In a recent review of the idiopathic hypereosinophilic syndrome (HES) and chronic eosinophilic leukemia (CEL), Gotlib et al1 comment that the World Health Organization (WHO) classification for these disorders has been called into question by the identification of the FIP1L1-PDGFRA fusion gene. This is by no means true. The WHO classification specifies that if patients who would otherwise be classified as having idiopathic HES have myeloid cells that “demonstrate a clonal chromosomal abnormality or are shown to be clonal by other means,” the diagnosis is chronic eosinophilic leukemia.2 Clearly, the WHO criteria for CEL are satisfied by the demonstration of the FIP1L1-PDGFRA fusion gene in myeloid cells (including eosinophils).

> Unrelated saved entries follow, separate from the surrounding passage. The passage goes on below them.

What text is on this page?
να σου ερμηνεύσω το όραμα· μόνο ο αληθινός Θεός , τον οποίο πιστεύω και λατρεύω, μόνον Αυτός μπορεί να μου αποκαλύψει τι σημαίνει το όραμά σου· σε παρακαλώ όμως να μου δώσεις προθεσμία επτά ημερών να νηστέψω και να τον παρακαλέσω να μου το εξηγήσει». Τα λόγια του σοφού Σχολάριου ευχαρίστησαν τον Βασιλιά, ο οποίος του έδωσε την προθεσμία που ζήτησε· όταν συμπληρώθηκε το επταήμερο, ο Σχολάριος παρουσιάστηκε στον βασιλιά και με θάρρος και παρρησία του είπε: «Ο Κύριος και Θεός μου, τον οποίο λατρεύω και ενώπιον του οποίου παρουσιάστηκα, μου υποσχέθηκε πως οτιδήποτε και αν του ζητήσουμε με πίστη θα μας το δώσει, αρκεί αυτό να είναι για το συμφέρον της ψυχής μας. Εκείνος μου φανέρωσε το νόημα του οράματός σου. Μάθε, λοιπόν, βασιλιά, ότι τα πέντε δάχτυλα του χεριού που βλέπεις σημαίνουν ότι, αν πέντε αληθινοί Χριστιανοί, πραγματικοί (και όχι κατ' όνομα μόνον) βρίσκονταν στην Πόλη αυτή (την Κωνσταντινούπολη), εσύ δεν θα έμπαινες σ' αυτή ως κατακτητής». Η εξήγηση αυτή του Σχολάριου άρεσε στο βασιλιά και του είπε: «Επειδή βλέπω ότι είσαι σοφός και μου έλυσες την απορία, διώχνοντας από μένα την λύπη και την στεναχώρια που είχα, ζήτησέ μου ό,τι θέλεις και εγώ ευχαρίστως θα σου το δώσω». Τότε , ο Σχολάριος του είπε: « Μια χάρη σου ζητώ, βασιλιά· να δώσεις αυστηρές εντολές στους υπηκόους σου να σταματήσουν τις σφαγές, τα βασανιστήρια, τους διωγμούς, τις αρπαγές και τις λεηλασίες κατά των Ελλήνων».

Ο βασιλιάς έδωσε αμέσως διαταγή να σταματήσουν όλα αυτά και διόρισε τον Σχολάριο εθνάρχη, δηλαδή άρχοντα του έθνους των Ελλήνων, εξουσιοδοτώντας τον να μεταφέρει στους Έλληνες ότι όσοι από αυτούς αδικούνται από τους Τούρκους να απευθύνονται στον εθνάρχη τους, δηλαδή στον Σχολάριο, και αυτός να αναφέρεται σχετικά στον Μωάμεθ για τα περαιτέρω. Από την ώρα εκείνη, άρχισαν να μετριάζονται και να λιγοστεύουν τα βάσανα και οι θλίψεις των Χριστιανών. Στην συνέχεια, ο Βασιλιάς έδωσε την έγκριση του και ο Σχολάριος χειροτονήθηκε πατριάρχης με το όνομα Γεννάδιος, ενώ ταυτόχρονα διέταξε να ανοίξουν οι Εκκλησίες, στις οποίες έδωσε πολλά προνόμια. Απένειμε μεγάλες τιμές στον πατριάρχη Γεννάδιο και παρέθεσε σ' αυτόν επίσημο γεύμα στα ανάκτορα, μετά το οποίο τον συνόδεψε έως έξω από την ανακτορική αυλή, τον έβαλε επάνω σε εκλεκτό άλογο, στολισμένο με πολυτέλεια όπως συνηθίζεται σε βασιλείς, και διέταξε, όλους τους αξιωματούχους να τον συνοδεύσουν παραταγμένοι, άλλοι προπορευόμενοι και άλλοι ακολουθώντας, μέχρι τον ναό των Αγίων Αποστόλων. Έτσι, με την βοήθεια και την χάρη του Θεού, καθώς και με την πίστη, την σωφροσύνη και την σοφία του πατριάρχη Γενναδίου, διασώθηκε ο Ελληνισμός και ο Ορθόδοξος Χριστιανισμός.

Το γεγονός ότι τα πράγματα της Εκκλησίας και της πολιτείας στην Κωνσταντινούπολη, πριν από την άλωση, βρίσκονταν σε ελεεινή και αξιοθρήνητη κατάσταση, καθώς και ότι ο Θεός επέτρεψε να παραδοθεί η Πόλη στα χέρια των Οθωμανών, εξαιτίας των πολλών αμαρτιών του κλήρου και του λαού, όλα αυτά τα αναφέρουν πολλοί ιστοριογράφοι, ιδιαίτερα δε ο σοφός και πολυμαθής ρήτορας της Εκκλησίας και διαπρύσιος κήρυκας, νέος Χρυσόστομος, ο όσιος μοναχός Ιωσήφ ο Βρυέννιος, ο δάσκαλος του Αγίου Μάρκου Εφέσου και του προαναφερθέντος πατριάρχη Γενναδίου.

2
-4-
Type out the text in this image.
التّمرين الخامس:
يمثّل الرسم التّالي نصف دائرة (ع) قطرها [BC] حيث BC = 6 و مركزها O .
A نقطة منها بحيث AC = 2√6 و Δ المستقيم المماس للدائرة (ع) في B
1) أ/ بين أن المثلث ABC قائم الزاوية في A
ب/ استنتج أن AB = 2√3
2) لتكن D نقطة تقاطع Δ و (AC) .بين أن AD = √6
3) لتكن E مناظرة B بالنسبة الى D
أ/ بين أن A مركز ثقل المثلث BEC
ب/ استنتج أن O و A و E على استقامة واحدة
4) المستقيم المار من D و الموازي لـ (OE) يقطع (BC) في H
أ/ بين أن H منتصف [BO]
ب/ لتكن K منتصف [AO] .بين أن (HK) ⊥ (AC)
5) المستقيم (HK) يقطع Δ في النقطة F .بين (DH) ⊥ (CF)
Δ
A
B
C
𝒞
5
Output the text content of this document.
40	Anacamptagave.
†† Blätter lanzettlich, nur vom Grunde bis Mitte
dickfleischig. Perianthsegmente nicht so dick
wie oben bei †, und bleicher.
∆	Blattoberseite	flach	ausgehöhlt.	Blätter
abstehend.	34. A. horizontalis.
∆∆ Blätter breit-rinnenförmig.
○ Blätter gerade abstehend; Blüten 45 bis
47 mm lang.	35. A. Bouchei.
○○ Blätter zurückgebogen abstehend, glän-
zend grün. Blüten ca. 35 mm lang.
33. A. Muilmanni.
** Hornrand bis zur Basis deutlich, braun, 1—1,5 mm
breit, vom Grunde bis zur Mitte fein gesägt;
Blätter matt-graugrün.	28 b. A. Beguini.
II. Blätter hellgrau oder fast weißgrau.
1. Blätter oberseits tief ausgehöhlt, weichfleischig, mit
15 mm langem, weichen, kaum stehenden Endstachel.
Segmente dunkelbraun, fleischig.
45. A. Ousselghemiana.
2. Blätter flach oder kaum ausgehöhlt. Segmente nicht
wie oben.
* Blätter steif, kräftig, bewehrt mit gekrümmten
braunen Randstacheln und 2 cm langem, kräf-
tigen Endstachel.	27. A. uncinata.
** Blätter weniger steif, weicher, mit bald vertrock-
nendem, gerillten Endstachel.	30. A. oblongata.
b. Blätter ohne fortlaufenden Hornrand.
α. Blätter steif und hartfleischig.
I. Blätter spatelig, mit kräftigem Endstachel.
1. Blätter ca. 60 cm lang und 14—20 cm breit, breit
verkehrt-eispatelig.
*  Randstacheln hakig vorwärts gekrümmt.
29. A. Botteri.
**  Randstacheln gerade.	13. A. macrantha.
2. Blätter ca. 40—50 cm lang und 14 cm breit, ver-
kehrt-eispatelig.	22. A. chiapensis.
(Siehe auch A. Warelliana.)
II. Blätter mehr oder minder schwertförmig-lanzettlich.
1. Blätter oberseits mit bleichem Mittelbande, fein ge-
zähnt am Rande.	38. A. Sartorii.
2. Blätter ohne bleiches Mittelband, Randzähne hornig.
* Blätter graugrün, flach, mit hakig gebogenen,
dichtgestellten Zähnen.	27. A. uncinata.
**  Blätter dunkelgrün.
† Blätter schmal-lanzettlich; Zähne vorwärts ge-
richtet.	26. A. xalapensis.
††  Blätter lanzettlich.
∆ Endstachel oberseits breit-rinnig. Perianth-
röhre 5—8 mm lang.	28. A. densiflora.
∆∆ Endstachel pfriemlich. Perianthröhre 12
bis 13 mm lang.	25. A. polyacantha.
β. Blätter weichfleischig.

Idiopathic HES is a diagnosis of exclusion, whereas CEL requires positive identification of features indicative of leukemia, such as increased blast cells or evidence of clonality. The 2 groups of disorders are mutually exclusive. It is possible that some patients who can currently only be classified as having idiopathic HES do actually have CEL, but if no evidence to support this suspicion can be found, a diagnosis of idiopathic HES is appropriate. Conversely, when eosinophilia is a feature of a myeloid leukemia, it is not idiopathic and the diagnosis is not idiopathic HES.
The discovery of the FIP1L1-PDGFRA fusion gene in a significant proportion of patients who would have previously been regarded as having idiopathic HES was very important in advancing our understanding of this group of disorders. Because of the marked sensitivity of this condition to imatinib therapy, identifying these patients is also now of considerable clinical importance. However, since some patients who lack the fusion gene also respond to imatinib, a trial of this drug is also justified in patients with idiopathic HES.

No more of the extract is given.